In the past 16 months, the lack of tourism due to the COVID pandemic has all but crippled Cuba’s economy. Power shortages during the tropical summer heat have only exacerbated the situation. President Diaz-Canel reportedly said Monday that having so many people infected and isolated is hurting the economy by forcing the island to dedicate its limited electricity resources toward hospitals and recovery centers.
Opposition leader responses:
- Conservative: While Trudeau was treading lightly, Conservative Leader Erin O’Toole issued a statement declaring that he and his party stand with the peaceful protestors taking to the streets over a lack of freedom and basic necessities. “The struggle for freedom that the Cuban people are fighting for matters. They deserve to live a life free of oppression, where they have access to the basic democratic rights and amenities we so often take for granted in a country such as our own,” O’Toole said, adding in pre-election mode: “We can’t afford more of Mr. Trudeau’s glowing admiration for dictatorships.”

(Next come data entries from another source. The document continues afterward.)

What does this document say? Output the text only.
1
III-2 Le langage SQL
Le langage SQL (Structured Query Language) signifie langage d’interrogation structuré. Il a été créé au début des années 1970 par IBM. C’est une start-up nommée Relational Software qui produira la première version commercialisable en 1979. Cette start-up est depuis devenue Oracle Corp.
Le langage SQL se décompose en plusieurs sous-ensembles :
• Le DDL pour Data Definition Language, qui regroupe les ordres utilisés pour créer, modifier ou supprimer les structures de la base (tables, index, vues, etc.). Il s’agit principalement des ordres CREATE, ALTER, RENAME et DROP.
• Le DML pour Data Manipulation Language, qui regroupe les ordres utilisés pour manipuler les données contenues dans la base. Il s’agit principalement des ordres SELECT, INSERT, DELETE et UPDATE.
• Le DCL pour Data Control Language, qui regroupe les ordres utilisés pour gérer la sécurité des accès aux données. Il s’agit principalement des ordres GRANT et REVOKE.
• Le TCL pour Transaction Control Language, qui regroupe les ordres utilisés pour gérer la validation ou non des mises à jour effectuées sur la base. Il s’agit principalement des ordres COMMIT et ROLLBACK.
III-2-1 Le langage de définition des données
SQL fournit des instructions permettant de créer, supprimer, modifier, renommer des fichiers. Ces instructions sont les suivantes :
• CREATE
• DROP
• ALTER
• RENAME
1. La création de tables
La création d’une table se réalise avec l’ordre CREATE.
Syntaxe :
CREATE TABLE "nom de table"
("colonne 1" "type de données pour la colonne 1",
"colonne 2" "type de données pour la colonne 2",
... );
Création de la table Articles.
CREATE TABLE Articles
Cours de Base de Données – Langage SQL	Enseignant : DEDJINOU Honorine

- NDP: Meanwhile, Jack Harris, federal NDP critic for Foreign Affairs, said in a statement: “New Democrats affirm our support for the fundamental rights of freedom of expression and assembly and renew our call to end the US embargo of Cuba that has led to shortages of essential goods. In April 2020, I wrote a letter to the Foreign Affairs Minister calling on the Government of Canada to call on the US to ease their embargo on Cuba and allow all medical supplies and humanitarian assistance into the country. Yet, the Liberal Government has remained silent on the issue.”
A change in tone
Today, July 15, Trudeau has since adapted his tone, condemning the actions of Diaz-Canel:
“We’re deeply concerned by the violent crackdown on protests by the Cuban regime,” Trudeau said after making an aerospace announcement in Montreal on Thursday. “We condemn the arrests and repression by the authorities of peaceful demonstrators. Cubans have the right to express themselves and to have their voices heard.”
Canada & Cuba:
Throughout the 1959 revolution which swept Fidel Castro to power, and almost brought the U.S. and Russia to nuclear war, Canada maintained its ties to Cuba. Before the pandemic hit in 2020, Canada had apparently sent more tourists to the island than any other country.
It was seen in the past that then-Prime Minister Pierre Elliott Trudeau shared a philosophical approach to governance with Fidel Castro. The long-time Cuban leader was a pallbearer at Pierre Trudeau’s funeral in 1984.
Upon the death of Cuba’s president, Justin Trudeau had this to say:
“It is with deep sorrow that I learned today of the death of Cuba’s longest serving President. Fidel Castro was a larger than life leader who served his people for almost half a century. A legendary revolutionary and orator, Mr. Castro made significant improvements to the education and healthcare of his island nation.”
Trudeau was greeted by the current Cuban leader at the airport during a 2016 visit to Cuba.
A statement from the Global Affairs Canada website reads: “Canada and Cuba enjoy a broad and diverse relationship built on a long history of mutually beneficial engagement, important and growing economic and commercial relations, and strong people-to-people ties across a wide range of sectors and interests.”